Growing up in an artistic household, I always drew human forms, illustrating those around me. While studying painting at University, I started being increasingly drawn towards life and portrait studies. I began using charcoal to draw and in time it became my preferred medium. I find it best suited to give expression to my inner language.

Bold lines of charcoal define the human body in my sketches. I strive to infuse my illustrations with bodily sensations in a gender-neutral style. My work is an honest mirror to my own emotions. At the same time, it seeks emotional resonance with the perception of the viewer. It is rich in the hope of interacting with viewers on the same level of honesty.

Bodies lying intertwined with each other—movements that seemingly leap out of nowhere, souls liberated like birds—are some of the themes of my work.

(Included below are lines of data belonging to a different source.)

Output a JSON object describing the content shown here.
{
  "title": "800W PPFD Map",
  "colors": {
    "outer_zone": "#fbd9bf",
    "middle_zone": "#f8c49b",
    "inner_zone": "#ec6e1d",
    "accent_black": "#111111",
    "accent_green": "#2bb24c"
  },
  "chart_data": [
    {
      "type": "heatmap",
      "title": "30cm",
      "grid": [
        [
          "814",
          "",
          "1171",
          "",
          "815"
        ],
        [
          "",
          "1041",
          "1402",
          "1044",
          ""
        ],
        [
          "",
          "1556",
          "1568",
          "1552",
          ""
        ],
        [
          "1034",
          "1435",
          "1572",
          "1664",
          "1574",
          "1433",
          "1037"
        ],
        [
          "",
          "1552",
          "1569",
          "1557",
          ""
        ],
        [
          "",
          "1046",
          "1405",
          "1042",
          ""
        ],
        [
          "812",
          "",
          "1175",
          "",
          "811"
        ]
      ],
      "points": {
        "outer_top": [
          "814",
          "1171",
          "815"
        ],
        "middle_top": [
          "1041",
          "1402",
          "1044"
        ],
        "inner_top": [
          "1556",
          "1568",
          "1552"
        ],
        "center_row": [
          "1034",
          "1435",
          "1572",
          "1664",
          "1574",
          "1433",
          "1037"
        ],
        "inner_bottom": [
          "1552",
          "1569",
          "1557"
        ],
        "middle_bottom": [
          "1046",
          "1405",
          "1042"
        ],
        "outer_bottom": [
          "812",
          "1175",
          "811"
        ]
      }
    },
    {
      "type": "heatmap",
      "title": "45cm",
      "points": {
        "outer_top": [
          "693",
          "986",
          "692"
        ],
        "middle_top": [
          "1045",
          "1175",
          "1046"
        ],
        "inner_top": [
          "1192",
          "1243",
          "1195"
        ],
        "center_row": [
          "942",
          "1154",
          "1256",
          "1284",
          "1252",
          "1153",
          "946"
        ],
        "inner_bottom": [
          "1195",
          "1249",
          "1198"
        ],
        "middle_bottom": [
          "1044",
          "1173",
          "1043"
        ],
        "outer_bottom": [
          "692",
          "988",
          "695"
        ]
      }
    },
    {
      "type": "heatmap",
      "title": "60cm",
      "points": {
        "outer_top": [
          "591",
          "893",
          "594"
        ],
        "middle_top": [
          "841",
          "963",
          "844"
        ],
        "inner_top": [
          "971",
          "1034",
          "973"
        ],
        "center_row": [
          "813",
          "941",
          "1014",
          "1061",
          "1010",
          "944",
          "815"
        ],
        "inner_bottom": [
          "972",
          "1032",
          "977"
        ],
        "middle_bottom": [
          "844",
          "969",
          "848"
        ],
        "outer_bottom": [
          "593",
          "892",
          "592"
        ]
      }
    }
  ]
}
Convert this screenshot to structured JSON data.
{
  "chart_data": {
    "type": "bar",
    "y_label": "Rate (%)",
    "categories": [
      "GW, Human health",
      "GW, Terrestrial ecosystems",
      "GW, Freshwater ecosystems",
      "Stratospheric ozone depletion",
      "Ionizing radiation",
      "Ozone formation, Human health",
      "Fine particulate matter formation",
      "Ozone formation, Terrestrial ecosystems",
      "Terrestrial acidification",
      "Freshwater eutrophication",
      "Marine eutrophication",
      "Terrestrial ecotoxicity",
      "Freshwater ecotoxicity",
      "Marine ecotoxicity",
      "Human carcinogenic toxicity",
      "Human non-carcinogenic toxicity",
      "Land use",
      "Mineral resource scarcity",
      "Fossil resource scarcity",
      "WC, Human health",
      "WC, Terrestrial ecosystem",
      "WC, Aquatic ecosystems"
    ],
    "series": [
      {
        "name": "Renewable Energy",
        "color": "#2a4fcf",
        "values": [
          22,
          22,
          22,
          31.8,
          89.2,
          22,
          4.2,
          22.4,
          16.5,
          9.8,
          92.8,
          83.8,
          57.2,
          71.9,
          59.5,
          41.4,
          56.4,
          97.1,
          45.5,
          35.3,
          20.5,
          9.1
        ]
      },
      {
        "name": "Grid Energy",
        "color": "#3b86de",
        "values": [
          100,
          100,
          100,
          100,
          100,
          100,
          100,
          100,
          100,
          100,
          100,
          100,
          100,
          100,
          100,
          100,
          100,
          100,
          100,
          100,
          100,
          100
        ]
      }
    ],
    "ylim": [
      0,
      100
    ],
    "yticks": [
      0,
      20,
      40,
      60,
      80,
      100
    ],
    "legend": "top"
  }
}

Exploring multiple levels of possibilities, the end result is often subjective and introspective as it transcends conventional distinctions and discrimination's of gender.

Chances are you may not find politically correct expressions of feminism in my work. However, you will not miss it kicking and screaming as feminism finds itself increasingly threatened in society as a whole and within families in particular.

Spontaneous strokes form shapes that move with a mind of their own as I try to capture them on a two-dimensional surface. I like to bring alive those agile movements through emphatic strokes. I believe lines and shapes, illustrated like in an action painting, capture the emotional turmoil with high intensity.These lines do not necessarily have to be poetic or aesthetic.

While I think my painting needs emotional liberation on some level, I cannot separate the human body as two. It is simultaneously the subject of the artwork and is also expressed as the object of that presentation. This human body becomes a conductor of pain, fear, joy or sorrow. I want the work of art to become a medium that successfully brings people into the mind space of the theme.

There are both masculine and feminine forms in my sketches, as the themes affect both sexes. The emotions pertaining to love, pain, anger, hatred, resistance and suppression are universal and hence while portraying them I stay gender-neutral. The pain dealt with in my work is as true for men as it is for women. I want my work to touch all emotions without distinction, for I see the masculine and feminine as being complementary in every sense.